Education minister informed on Thursday that secretary of state Vasile Salaru resigned after making controversial statements several days ago regarding how girls should present themselves in society: “to walk nicely, the chest ahead, the back behind, so that all boys should black out.”
While in Deva on Tuesday, the secretary of state within the Education Ministry stated in a press conference that the schools should introduce classes of good conduct for schoolgirls so that they could learn “how to walk straight and to be good hosts, and how to serve tea”. Salaru argued these guidance lessons would be useful “for an easier integration into society, through attitude and posture.”
“Our pupils don’t know how to walk on the street. I would like to see a schoolgirl from the 11th or 12th grade walking nicely on heels, dancing waltz or tango, to be good hosts.
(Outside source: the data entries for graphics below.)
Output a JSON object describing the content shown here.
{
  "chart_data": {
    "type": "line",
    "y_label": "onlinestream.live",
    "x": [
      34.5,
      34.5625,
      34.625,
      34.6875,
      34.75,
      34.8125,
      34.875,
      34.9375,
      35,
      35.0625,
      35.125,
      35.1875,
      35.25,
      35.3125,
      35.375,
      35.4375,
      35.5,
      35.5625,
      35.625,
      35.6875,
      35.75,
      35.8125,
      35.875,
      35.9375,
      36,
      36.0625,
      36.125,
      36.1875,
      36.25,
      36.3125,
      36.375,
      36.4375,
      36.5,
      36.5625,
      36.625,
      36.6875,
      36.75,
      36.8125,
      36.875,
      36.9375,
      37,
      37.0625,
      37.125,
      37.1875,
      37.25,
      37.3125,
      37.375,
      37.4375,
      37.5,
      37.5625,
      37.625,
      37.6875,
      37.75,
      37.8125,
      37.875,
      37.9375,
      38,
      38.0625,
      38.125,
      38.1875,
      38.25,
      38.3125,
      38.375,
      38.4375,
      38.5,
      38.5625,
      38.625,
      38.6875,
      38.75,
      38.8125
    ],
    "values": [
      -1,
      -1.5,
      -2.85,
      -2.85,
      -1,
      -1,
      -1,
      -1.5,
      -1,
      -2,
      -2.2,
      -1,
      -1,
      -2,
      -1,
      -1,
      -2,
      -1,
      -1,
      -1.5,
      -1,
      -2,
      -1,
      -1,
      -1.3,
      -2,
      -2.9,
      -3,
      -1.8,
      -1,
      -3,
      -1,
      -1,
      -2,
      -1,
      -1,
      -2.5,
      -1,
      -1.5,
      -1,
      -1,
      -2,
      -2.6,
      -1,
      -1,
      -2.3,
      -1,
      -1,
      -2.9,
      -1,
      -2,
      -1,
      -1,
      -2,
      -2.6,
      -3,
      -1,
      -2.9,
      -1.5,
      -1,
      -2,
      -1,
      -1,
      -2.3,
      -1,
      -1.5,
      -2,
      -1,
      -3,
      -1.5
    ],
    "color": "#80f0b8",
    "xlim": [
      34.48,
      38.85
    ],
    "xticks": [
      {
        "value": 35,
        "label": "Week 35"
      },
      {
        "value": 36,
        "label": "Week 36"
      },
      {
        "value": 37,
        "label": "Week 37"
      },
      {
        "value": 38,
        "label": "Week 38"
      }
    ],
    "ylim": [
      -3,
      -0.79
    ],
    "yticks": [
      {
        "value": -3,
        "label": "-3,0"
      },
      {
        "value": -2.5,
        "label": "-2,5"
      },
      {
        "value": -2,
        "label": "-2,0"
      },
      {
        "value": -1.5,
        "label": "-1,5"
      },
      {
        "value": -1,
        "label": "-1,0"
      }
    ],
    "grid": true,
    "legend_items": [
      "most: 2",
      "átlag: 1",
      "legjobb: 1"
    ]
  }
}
I think it’s a side of the Romanian education that has been totally neglected and which could remind, and I hope you won’t smile, of the old boarding school education,” Salaru was saying, as quoted by “Glasul Hunedoarei” paper.
Asked if it wouldn’t be more useful for the pupils to learn traffic rules or first aid classes, the secretary of state answered: “Nobody says they shouldn’t be taught (…) I was just saying that some other lessons should be taught, besides those ones.”
“I apologize if I didn’t make myself clear, but I consider that a boy, when he takes a girl’s arm, at least this is the way things are going on in Moldavia where I come from, is less interested if the girl knows traffic rules, but if she knows how to walk, like a lady. In one word, the chest ahead, the back behind, so that all boys should black out,” Salaru advised the girls.
He has served as secretary of state since January this year. Salaru is co-president of ALDE Iasi and he also runs for the Iasi City Hall.
In retort, the resigning secretary of state said he stepped aside in order to not compromise “either the educational system or his party, ALDE”, also pointing out the journalist from “Glasul Hunedoarei” distorted his statement. “A journalist from a local paper in Hunedoara tendentiously distorted one of my views about the nonformal education that should weigh more during the school counselling classes. Those were not my words and I haven’t been granted the right to answer either. The journalist used expressions that haven’t ever belonged to me, but which caused me serious prejudices,” Salaru replied.
He argued that other local papers such as “Ziarul hunedorean” or Hunedoara TV station (where the press conference has been recorded) have corectly reported the information. “Pawkily, I think that a straight back, bellied chest and the look ahead are counting a lot. The optimism expressed by a young man helps him see life differently”, the official said this was the real statement and that the journalist revised it and misinterpreted it, “assigning unspoke words to him.